Doutor Carlos Leite

7 de novembro de 2008

Prefacio

Arquivado em: Pediatria — admin @ 13:29
 

 

            Após quase duas gerações cuidando de crianças e orientando suas famílias, continuo com a certeza de  que o amor maior é o de pais para os filhos. Sonhamos com a sua chegada, e quando eles chegam, trazem uma imensa felicidade, tomam posse de nossa vida e a alegria deles passa a ser a nossa alegria, incondicionalmente e sem cobranças.

            E a preocupação dos pais é não errar. Sonham criar filhos saudáveis, honestos, seguros, que tenham sucesso e que sejam felizes. Mas cada bebê é único e não comparável.
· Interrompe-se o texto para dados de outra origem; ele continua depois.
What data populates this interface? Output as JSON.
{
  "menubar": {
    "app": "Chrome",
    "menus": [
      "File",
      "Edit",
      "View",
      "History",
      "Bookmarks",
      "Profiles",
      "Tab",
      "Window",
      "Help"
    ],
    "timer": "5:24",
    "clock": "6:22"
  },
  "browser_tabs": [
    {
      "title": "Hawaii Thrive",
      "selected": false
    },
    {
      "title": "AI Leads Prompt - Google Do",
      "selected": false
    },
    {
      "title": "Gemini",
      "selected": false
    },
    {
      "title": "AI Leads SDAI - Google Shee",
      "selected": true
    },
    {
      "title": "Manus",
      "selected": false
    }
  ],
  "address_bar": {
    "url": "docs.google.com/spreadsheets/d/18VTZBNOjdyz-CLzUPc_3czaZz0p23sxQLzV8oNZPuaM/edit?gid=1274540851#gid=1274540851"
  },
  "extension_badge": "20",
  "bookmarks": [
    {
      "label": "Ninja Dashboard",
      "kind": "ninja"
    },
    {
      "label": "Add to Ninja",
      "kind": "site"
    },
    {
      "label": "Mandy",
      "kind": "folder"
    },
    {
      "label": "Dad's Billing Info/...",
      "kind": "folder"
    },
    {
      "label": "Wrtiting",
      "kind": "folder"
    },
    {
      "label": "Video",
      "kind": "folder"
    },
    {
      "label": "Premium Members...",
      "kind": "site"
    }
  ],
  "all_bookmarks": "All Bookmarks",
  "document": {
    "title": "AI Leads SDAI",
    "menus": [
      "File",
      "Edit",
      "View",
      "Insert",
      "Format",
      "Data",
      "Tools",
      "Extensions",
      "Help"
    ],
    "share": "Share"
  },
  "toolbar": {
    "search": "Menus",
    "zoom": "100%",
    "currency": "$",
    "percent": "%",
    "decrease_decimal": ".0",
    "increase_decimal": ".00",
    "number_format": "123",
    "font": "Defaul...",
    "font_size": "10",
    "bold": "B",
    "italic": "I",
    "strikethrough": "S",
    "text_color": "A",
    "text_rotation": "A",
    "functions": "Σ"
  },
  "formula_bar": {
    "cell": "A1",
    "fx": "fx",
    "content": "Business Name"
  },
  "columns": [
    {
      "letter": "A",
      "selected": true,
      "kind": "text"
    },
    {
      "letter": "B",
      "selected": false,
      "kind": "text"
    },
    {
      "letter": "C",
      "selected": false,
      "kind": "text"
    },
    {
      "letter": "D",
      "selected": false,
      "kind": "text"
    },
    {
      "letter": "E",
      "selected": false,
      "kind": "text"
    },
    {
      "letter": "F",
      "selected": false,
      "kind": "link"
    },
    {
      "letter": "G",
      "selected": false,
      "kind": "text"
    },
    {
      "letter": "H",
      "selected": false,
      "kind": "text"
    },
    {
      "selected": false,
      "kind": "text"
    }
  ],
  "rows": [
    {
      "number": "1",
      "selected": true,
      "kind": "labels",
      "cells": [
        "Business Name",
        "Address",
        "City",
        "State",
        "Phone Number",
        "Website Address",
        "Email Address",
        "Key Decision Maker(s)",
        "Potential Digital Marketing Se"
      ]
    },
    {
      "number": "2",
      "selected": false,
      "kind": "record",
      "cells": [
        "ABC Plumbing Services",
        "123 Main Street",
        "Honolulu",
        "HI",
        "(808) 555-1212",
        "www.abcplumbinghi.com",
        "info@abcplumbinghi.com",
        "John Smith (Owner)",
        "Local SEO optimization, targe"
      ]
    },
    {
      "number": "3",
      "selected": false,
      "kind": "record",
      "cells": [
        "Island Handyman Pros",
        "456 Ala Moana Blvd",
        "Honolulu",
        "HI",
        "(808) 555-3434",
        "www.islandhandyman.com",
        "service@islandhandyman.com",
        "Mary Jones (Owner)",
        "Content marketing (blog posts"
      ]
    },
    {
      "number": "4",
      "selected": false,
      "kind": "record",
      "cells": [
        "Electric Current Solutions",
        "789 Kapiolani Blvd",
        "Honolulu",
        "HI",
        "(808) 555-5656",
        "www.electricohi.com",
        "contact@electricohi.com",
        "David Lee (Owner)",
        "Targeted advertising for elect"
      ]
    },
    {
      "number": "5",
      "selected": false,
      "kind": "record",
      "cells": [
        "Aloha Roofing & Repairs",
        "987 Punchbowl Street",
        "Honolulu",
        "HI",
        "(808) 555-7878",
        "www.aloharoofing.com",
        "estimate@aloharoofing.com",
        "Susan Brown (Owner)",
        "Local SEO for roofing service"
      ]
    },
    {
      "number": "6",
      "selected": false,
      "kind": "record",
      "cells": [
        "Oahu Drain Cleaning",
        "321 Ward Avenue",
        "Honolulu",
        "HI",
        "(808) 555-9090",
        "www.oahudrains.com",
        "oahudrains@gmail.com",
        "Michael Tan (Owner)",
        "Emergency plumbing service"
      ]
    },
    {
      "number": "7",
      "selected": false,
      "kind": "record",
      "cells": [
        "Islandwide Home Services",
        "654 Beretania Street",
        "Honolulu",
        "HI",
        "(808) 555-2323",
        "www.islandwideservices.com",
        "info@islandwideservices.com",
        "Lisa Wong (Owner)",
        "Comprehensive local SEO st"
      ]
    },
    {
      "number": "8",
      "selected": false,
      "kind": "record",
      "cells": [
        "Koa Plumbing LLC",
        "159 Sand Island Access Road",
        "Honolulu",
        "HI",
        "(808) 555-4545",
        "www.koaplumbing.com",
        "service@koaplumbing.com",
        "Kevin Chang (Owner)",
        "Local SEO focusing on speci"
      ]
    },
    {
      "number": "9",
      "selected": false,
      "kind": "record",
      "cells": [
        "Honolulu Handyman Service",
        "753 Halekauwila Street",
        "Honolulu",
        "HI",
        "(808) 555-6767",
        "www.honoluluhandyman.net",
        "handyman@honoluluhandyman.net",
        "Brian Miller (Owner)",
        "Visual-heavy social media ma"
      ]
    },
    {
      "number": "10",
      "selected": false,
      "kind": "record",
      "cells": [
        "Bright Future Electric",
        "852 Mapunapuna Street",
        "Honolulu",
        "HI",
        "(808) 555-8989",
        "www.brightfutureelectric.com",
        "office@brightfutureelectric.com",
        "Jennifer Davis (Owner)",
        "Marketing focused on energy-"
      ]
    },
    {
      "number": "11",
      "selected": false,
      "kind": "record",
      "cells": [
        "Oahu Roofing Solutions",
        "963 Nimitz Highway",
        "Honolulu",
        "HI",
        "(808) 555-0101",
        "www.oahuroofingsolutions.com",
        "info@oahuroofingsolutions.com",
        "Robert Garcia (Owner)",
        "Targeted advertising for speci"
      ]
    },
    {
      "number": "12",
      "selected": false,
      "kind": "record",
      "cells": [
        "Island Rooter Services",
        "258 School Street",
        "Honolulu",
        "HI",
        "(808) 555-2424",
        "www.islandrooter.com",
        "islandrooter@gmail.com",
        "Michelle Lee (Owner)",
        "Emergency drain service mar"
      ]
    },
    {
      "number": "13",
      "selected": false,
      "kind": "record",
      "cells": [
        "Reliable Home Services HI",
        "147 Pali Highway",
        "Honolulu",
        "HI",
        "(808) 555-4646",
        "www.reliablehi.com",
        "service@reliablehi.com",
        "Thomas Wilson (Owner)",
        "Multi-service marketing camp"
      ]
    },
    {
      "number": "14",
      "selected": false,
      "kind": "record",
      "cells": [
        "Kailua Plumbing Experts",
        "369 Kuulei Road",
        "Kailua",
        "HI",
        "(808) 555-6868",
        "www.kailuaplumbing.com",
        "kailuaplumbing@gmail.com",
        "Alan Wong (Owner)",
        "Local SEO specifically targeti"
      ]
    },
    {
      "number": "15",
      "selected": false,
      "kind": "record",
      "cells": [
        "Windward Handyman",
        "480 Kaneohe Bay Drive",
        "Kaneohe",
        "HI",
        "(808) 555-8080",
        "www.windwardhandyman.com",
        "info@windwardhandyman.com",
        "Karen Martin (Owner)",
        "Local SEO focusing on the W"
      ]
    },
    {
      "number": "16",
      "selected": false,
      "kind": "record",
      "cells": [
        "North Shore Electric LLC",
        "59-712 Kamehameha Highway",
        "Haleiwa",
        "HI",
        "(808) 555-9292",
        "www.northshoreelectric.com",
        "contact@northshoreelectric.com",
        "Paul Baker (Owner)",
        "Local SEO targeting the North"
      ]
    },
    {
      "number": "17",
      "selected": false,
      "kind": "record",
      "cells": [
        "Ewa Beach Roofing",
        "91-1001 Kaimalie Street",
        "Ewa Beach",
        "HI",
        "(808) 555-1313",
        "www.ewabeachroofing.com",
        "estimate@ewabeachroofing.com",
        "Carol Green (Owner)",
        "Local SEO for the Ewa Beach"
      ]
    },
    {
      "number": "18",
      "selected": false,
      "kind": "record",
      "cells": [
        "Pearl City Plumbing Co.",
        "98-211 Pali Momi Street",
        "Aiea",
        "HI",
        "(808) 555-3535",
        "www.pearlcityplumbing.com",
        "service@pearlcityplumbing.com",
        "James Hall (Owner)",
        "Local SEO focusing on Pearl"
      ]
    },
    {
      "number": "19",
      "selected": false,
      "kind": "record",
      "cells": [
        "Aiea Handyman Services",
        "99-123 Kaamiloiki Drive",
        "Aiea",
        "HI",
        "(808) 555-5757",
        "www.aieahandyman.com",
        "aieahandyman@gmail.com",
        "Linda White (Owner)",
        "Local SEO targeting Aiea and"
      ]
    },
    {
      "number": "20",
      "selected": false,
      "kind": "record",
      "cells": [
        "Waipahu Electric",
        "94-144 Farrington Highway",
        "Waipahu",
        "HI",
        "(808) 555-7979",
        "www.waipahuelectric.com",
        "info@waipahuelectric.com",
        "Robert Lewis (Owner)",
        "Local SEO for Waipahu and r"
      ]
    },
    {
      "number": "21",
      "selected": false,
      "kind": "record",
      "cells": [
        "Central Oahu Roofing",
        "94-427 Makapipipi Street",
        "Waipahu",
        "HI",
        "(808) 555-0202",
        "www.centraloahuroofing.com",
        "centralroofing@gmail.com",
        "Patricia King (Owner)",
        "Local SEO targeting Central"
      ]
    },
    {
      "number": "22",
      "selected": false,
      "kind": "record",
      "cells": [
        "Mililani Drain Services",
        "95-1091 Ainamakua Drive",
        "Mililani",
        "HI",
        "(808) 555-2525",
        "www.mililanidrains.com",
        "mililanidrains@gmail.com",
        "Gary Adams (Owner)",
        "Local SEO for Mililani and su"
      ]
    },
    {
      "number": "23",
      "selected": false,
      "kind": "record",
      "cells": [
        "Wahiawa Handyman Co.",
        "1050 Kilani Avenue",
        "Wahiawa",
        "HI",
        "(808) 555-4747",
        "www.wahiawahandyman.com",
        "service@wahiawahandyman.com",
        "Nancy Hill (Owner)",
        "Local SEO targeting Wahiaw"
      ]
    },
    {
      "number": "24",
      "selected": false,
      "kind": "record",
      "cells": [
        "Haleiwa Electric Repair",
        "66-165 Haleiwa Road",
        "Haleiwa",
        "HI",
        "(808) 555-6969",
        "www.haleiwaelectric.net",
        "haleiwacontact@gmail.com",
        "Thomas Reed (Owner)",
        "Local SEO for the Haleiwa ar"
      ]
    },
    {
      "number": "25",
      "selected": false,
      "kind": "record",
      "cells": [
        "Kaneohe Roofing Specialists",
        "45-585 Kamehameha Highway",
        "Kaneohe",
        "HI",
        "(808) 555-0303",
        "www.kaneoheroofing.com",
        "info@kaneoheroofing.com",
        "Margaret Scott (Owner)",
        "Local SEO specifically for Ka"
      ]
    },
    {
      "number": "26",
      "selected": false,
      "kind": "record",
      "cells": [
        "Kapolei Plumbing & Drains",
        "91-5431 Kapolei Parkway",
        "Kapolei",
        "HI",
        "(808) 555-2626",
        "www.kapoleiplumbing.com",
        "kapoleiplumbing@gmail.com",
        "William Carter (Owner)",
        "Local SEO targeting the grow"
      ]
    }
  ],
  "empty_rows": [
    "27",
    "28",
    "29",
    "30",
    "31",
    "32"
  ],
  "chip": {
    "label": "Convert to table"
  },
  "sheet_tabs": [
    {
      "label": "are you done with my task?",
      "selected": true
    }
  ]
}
Devemos observá-los para compreendê-los, para saber como trata-los mais tarde.

            E como agir para alcançar nosso objetivo? A nossa reação é passar-lhes nossos valores, que recebemos  de  nossos pais, e que foram muito  úteis e suficientes na sua época, porque antes o mundo era pequeno: todos se conheciam, tinham os mesmos costumes e as  mudanças eram lentas e previsíveis: sabia-se de tudo, o que permitia que a liberdade e que os limites fossem elásticos. Nossos pais tinham a certeza de estar fazendo o certo.

            Perdemos o encontro coletivo diário, em volta da mesa de refeições: era o momento em que todos se encontravam: trocavam idéias, contavam suas vitórias ou frustrações, buscavam apoio, discutiam, ouviam conselhos e muitas vezes censuras. Mas tudo isto estreitava os laços afetivos, facilitava a transmissão da cultura, resolvia problemas. Hoje essa assembléia familiar só é possível nos fins de semana, mesmo assim  não é exagero afirmar que  raramente se realiza. Poucas vezes  todos se encontram. Vejo isto com tristeza.      

            Hoje o mundo cresceu e a internet traz a informação em tempo real o que provoca mudanças mais rápidas e afetam  a educação, o relacionamento entre as pessoas  e mesmo a sua sobrevivência. Trazem a diversidade de culturas, costumes e valores para a nossa intimidade, sem que possamos filtrá-las e separar aquelas que colidem com a nossa expectativa.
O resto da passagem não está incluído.